29 de junho de 2017 | Por: Thábata Manhiça

Em sua fala, o deputado lembrou que rombo no orçamento foi deixado por má gestão petista

 

Em audiência pública promovida pela Comissão Mista de Orçamento (CMO), que contou com a presença do ministro Dyogo Oliveira, responsável pela pasta de Planejamento, Desenvolvimento e Gestão, ocorrida nesta semana, Domingos Sávio defendeu que a Lei de Diretrizes Orçamentárias deve valorizar, acima de tudo, o ser humano. “Não vamos gastar mais do que se arrecada, mas vamos priorizar o ser humano, priorizar os investimentos em segurança, educação, contratação de recursos humanos, obviamente, sem exagerar nos gastos”, afirmou.
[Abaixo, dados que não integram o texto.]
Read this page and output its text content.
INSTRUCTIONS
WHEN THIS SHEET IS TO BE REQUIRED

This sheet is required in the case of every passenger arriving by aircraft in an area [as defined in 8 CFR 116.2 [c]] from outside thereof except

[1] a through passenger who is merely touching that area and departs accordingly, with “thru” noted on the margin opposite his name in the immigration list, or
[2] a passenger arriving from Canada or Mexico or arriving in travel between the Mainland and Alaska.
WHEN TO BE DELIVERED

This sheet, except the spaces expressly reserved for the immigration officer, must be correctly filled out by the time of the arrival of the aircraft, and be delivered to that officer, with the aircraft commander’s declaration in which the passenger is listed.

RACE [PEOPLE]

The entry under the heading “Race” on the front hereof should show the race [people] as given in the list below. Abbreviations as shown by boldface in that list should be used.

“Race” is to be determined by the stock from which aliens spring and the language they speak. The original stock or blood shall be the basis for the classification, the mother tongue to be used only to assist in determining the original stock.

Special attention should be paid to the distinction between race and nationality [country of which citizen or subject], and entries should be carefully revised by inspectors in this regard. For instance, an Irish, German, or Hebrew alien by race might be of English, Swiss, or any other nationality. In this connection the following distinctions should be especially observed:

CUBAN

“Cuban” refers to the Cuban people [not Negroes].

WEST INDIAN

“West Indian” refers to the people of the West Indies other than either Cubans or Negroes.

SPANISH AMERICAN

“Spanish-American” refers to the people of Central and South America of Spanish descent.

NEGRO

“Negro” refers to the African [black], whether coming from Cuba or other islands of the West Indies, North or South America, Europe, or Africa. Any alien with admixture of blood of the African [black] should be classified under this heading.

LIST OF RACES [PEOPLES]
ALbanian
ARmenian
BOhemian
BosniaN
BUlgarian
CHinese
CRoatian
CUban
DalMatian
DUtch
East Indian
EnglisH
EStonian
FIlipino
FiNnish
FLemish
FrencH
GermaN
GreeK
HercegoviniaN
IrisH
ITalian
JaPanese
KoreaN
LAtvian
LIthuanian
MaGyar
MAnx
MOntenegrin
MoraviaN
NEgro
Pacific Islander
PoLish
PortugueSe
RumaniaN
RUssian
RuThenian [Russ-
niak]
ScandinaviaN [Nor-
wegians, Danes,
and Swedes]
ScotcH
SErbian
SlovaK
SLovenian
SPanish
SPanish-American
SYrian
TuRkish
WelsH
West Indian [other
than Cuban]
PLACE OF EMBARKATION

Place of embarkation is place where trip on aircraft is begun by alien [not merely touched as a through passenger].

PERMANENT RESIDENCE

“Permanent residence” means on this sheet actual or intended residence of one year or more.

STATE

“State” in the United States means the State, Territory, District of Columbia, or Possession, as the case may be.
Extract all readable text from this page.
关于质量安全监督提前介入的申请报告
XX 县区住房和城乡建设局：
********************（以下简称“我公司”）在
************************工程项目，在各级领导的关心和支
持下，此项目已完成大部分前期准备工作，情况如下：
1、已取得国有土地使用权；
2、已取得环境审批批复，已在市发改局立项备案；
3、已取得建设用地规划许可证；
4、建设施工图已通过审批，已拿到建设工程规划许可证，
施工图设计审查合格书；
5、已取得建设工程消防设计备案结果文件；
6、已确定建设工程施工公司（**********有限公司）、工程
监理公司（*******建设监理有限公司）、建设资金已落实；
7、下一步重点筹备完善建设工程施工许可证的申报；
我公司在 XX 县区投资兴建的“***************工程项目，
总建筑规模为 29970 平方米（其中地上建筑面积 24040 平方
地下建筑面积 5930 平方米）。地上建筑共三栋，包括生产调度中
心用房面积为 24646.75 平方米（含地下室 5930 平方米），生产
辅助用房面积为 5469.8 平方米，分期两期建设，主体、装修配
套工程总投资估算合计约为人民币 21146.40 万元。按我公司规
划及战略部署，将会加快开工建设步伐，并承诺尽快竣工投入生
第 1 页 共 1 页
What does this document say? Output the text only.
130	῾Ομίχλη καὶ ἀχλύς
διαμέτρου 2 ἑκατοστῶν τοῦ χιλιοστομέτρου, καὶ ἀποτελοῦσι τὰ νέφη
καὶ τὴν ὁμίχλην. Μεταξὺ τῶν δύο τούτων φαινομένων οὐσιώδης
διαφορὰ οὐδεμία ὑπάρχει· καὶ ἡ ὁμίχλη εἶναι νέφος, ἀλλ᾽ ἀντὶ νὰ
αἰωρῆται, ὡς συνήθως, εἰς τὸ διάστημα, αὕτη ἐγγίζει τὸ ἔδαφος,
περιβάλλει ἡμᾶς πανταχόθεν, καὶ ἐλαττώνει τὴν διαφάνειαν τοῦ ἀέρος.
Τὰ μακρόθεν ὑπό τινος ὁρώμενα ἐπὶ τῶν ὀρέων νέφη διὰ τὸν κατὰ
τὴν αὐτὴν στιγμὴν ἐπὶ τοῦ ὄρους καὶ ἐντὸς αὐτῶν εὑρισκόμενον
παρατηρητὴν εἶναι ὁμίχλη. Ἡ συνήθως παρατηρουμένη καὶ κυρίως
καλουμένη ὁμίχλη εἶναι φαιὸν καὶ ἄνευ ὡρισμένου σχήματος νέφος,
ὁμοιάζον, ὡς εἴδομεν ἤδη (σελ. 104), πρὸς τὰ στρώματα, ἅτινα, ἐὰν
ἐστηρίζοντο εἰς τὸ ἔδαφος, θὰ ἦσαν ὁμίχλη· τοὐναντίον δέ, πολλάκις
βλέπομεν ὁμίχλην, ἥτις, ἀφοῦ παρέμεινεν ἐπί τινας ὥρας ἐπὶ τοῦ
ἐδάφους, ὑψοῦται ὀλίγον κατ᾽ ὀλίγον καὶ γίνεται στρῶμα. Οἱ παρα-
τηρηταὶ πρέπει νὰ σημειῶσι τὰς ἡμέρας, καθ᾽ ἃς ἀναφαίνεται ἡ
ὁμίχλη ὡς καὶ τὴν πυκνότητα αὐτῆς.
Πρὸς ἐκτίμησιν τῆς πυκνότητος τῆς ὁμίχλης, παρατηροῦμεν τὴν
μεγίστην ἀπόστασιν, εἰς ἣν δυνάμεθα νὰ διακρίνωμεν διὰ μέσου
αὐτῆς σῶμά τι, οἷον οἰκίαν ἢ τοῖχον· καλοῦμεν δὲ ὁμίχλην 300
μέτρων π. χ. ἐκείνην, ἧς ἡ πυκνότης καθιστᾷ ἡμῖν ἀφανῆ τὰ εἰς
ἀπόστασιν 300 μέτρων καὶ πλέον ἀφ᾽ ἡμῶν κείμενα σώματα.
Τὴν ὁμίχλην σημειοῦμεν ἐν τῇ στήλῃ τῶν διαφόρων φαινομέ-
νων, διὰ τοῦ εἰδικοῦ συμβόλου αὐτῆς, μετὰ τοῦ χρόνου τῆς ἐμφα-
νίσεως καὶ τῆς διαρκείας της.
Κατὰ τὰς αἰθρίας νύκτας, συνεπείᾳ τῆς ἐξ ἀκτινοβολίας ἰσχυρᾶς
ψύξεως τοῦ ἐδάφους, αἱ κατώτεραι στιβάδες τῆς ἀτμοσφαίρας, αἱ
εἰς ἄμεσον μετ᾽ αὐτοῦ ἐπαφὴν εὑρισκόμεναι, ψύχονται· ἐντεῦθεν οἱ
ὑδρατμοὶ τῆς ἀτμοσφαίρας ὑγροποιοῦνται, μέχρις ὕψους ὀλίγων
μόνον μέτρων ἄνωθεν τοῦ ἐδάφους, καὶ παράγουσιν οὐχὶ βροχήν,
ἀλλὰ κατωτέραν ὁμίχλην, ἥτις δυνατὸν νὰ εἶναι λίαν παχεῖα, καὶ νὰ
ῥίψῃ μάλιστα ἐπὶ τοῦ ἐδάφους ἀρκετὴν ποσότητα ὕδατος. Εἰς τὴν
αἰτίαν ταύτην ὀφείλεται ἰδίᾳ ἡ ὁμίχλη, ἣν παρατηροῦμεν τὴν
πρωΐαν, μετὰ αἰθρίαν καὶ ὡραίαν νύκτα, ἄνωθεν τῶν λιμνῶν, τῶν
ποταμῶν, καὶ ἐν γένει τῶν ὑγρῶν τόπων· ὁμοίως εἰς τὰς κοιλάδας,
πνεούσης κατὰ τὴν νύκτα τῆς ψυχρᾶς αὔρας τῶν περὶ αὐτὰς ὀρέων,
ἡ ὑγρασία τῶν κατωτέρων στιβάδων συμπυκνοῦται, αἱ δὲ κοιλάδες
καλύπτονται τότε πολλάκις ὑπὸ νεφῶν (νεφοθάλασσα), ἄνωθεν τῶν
Votei a favor do limite de gastos, na proporção do que se arrecada. Disse várias vezes que não podemos fazer disso um engessamento ineficaz em que o governo não tem o mínimo de mobilidade”, destacou. Para o deputado, é necessário conter gastos mal planejados e, principalmente, a corrupção para que importantes demandas que estão sendo reprimidas sejam melhor atendidas, como é o caso de algumas áreas da saúde, segurança pública, Polícia Federal e outros.

Herança Maldita

Na ocasião, Domingos Sávio lembrou que o caos no orçamento do país foi causado pela má gestão petista. “Não há nenhum brasileiro que possa ignorar quem levou o país a essa condição terrível que nos envergonha, que deixa a todos indignados”, disse. Conforme aponta, o PT passa a ideia de que não foi o responsável pela “herança maldita”, e que não tem responsabilidade alguma com a situação que o Brasil vive.

O parlamentar destacou que os dados do Instituto Brasileiro de Geografia e Estatística (IBGE) deixam claro que a última vez que houve sinal de superávit primário enquanto o PT estava no governo foi em 2014. Segundo o deputado, isso só ocorreu devido as terríveis maquiagens que foram descobertas posteriormente.

Com base em dados do Ministério do Planejamento, Domingos Sávio informou que de janeiro de 2015 em diante o Produto Interno Bruto (PIB) do Brasil despencou e, somente após o Impeachment, a economia começou a reagir. “Depois de ter chegado ao fundo do poço com 4,8 de PIB  negativo, no trimestre da ocasião do Impeachment começou a modificar, até que chegamos no segundo trimestre de 2017 ao PIB positivo com o país voltando a respirar com o crescimento da economia, com muito esforço, com muita responsabilidade”, disse.